The problem comes from when you assign the rights of an individual to that of a corporation, whose sole purpose is to maximize profits. I don't think anyone would argue that individuals should have first amendment rights, however I'm not convinced that the bill of rights should be applicable to a company.
So individuals actually lose free speech rights when they unite with other individuals to form a corporation?
If that is the case, it restricts the rights of the poor relative to the rich. A rich individual can afford a TV advertisement campaign on his own. A poor individual needs to pool his money with the money of other like-minded people to be able to afford that same TV ad campaign. The common way for many people to pool their resources to act for a unified purpose is to incorporate.
We don't have the best congress that money can buy, because that phrase implies the existence of a competitive price-based market, which obviously doesn't exist.

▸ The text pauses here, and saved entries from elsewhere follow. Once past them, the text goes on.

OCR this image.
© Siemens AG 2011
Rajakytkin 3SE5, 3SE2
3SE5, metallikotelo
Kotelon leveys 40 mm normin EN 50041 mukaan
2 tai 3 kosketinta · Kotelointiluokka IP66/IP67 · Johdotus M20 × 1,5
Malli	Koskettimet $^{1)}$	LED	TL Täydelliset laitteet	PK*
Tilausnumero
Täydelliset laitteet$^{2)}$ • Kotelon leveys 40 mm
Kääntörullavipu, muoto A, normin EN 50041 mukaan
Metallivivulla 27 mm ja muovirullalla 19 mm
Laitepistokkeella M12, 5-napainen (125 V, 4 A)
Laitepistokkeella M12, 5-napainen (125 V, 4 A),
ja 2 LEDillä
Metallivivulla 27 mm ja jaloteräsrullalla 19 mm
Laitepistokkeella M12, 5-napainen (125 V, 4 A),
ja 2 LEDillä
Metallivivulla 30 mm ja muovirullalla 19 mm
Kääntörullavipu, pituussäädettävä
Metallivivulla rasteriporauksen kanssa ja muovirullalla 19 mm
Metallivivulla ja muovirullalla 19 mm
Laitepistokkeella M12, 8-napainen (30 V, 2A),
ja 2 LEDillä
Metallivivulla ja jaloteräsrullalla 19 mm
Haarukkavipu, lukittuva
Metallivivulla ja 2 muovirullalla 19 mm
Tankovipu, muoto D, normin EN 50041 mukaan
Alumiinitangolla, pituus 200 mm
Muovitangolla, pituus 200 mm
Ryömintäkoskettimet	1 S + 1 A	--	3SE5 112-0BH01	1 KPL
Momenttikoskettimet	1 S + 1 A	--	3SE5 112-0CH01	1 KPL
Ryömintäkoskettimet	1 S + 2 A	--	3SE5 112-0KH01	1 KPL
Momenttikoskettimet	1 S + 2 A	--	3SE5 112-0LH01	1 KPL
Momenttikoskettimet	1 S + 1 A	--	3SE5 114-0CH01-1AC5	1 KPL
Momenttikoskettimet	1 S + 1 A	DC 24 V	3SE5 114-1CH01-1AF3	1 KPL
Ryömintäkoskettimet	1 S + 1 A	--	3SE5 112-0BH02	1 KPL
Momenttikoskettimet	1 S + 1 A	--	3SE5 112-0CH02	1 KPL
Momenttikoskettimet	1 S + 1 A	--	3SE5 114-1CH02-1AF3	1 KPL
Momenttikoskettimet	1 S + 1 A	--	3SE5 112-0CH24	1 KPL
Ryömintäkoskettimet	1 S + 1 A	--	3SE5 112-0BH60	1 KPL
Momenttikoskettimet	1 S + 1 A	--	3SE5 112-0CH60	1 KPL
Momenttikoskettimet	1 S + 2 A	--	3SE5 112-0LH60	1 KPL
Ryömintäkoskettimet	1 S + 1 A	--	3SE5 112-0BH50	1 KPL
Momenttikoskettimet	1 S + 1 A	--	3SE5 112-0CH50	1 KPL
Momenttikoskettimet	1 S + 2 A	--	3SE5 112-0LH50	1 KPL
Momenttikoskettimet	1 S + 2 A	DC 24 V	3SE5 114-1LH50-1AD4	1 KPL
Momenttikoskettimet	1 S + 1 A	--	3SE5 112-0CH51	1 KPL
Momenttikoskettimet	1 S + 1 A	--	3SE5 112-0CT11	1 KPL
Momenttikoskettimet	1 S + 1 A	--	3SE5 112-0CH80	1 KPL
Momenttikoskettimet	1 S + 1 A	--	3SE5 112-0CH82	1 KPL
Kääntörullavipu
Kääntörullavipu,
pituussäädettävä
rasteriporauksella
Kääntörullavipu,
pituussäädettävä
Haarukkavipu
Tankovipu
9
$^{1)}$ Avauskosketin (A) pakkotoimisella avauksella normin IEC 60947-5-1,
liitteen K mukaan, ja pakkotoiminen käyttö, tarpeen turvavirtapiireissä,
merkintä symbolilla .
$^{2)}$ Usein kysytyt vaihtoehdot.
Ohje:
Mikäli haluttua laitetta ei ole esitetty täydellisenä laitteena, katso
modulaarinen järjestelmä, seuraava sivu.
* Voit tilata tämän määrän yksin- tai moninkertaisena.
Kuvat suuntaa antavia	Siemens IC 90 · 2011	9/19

If there was an automobile monopoly that defended its monopoly status with violence, and their only product was one crappy car, you probably wouldn't say "we have the best car that money can buy," because we all know that a competitive automobile market would produce better cars.
I usually take pride in doing my research well before buying something, but it had never really occurred to me that the dealers are forced middlemen. It had never occurred to me that it is ILLEGAL for Toyota to sell a car directly to me.
I am rooting for Tesla now with even more fervor. It's absolutely comical to me how politicians will tote the values of a capitalistic society, then turn around and get on their knees for special interest lobbies.